6 coups de couteau en pleine consultation à Courbevoie : ce médecin généraliste lutte entre la vie et la mort


Un cabinet médical, un après-midi ordinaire, un patient qui bascule. À Courbevoie, dans les Hauts-de-Seine, un généraliste a été poignardé à six reprises par l’un de ses patients. Son pronostic vital est toujours engagé. Voici ce que l’on sait de ce drame qui relance le débat sur la sécurité des soignants en France.
Un médecin poignardé 6 fois en plein cabinet à Courbevoie
Les faits se sont déroulés ce jeudi 25 juin, vers 17h10, dans un cabinet de médecine générale situé à Courbevoie. Le praticien recevait un patient en consultation lorsque ce dernier s’est jeté sur lui, armé d’un couteau. Six coups ont été portés.

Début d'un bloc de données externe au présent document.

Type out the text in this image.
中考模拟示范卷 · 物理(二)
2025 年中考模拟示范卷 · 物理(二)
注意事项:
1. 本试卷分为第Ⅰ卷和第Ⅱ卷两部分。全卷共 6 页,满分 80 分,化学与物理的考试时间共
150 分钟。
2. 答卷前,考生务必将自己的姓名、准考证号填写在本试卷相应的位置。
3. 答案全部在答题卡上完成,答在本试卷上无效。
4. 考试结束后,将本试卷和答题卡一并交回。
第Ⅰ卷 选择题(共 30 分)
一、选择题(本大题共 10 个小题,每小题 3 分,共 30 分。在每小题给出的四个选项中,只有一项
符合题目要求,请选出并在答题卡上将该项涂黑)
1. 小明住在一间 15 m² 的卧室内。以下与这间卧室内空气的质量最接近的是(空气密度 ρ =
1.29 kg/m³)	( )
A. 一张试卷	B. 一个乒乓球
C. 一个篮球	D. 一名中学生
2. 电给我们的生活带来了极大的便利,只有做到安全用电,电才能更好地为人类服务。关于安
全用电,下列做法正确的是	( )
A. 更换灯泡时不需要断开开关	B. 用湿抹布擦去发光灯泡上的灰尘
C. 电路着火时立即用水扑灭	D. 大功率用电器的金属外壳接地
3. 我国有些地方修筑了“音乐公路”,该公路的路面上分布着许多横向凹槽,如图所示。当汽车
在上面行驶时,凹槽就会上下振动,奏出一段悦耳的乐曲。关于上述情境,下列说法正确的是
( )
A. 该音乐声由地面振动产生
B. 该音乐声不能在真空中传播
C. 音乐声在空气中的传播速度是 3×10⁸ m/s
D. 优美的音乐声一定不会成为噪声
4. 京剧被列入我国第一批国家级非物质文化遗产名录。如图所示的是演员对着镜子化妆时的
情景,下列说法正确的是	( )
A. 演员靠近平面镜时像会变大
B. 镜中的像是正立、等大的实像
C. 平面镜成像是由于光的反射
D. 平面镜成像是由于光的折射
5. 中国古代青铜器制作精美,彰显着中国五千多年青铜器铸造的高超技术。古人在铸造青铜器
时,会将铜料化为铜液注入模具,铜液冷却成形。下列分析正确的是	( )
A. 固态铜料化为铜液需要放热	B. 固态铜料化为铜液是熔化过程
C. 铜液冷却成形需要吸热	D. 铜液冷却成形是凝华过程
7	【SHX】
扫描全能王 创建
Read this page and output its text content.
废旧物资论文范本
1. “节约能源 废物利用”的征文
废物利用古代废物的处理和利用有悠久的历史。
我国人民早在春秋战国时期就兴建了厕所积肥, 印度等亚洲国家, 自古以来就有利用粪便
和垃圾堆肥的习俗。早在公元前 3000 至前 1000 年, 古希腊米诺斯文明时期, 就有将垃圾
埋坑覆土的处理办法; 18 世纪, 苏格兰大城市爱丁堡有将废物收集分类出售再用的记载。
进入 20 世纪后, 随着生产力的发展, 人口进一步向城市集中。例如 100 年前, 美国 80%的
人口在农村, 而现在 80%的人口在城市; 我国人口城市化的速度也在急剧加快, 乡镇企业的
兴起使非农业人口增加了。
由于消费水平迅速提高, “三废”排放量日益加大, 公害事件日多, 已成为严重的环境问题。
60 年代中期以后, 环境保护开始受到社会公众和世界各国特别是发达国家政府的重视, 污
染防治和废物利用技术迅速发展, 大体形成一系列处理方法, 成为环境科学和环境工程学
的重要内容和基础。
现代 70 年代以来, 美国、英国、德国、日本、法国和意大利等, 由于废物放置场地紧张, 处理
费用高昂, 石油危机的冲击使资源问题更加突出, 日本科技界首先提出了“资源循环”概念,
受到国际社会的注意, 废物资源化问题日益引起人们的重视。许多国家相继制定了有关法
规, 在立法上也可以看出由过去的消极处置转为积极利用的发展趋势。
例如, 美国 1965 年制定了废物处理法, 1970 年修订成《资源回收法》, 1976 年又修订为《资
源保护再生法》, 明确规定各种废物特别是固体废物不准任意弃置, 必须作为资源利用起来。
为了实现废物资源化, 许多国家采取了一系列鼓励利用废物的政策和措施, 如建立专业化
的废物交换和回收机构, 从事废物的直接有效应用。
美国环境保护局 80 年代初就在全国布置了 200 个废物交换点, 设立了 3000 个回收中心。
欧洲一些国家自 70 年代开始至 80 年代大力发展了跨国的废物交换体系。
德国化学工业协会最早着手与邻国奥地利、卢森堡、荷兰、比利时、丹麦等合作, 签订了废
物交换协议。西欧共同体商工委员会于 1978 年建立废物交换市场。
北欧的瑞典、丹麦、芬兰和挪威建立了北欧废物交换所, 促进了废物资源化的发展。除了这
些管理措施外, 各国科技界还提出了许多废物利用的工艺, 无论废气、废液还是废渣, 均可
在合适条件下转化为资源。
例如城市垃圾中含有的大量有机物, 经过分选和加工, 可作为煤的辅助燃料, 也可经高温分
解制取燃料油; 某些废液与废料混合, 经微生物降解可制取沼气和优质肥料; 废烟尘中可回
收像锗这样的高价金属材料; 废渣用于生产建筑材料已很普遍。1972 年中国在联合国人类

Le médecin a été touché au thorax, au bras gauche et aux cuisses. La violence de l’attaque a provoqué une hémorragie massive. Conscient lors de la prise en charge par les secours, il a été transporté en urgence absolue à l’hôpital Georges-Pompidou, à Paris.
Au moment où ces lignes sont écrites, son pronostic vital reste engagé. Un drame qui glace le sang, d’autant qu’il s’est produit dans un lieu censé être un espace de soin et de confiance. Les urgences françaises sont déjà sous tension — imaginez l’onde de choc dans la profession.
Selon les premiers éléments de l’enquête, l’agresseur souffre de schizophrénie. Il présentait une blessure superficielle au bras au moment de son interpellation. C’est un autre patient, présent dans la salle d’attente, qui a réussi à le maîtriser avant l’arrivée des forces de l’ordre.
« Plus rien à perdre » : ce qu’a dit l’agresseur avant d’être maîtrisé
Le témoin qui a neutralisé l’assaillant a livré un récit glaçant aux enquêteurs. Selon lui, le patient venait de sortir du cabinet, couteau en main, en déclarant qu’il n’avait « plus rien à perdre » et qu’il voulait « en finir ».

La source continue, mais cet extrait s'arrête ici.